Since You Went Away's flow was repeated interrupted by impromptu lectures by the Thomas characters. Oddly enough, however, the least obtrusive Gospel moment was the most blatant. One of the Thomas family is killed in the second book, and David O. McKay speaks at the funeral. His remarks (added on top of President Thomas' own remarks) are extremely moving, spiritual and aesthetically right and proper. I just wish Hughes had been able to maintain this aesthetic rightness throughout the rest of this book.

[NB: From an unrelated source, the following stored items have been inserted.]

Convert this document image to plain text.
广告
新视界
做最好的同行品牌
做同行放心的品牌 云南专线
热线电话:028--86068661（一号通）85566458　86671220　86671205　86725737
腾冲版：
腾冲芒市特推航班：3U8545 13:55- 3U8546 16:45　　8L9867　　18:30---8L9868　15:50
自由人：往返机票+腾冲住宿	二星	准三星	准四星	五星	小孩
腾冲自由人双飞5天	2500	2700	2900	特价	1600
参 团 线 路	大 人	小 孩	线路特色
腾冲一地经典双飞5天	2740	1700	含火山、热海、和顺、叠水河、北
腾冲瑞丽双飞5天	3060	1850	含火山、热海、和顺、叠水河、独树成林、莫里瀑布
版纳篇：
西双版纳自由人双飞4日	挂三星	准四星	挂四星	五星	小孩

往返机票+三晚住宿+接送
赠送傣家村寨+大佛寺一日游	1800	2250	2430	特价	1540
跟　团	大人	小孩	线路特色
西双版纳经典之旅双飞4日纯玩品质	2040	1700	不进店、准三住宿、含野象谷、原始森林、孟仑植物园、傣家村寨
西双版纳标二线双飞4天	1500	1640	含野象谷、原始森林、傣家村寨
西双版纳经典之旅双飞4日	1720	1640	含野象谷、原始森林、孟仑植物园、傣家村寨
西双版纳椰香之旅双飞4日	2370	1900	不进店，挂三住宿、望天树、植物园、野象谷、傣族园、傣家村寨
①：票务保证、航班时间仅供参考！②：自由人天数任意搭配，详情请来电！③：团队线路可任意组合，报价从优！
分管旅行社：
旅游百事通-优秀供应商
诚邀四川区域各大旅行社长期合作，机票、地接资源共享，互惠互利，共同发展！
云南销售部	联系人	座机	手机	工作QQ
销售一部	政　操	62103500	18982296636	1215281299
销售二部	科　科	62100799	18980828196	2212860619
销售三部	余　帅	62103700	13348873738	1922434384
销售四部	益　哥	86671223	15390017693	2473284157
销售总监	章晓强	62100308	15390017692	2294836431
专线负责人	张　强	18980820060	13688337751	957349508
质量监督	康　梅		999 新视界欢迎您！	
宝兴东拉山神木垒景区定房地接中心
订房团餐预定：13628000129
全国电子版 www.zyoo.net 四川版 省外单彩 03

Then there is the pacing. The first book was very nicely paced, stretching from before the war until the fall of Corregidor. The second book, however, is very oddly paced. It stretches out early 1942 for a good chunk of the book, then zooms very quickly through most of the rest of the war to D-Day (June 1944) and ends just short of Bastogne and the Battle of the Bulge. It rather feels like Hughes had planned for a four book series, but for some reason the series got cut to only three books. Disconcerting. And disappointing. There's so much more time he could have spent with the home front, especially.
This is not to say that Since You Went Away is a poor book. The Stoltz family sections are riveting. I enjoyed the brief look at Utah during the war (Hughes even manages to slip in the infamous Coon's chicken place). Hughes makes a stab at trying to deal with Mormons going off to war to kill but not hate the enemy.
Of particular interest for me were the scenes dealing with members' ambiguous feelings about the Japanese. Hughes partially points out that Utah (ironically site of the Topaz camp) had many Japanese-Americans (many of them members) and tries to play that with the "Kill the Japs" sentiment that Pearl Harbor sadly fostered.
My aunt's Bear River High yearbooks during the war shows Japanese-American kids winning the American Legion essay contests and listing under the photos that many of these young men went into the service before graduation. The prophet at the time, President Grant, after all, had headed up the Church's missionary efforts in Japan earlier. Hughes had much more material than he has used so far, but I look forward to seeing if he expands the theme in the next book.
So bottom line is, the first book was brilliant. Since You Went Away has to make do with being only good. It has to make do (like the folks on the home front) without some of the meat or sugar or spices that made the first volume such a triumph. Still, it's a solid, good book. I encourage folks to pick it up and I look forward to the next book in the series.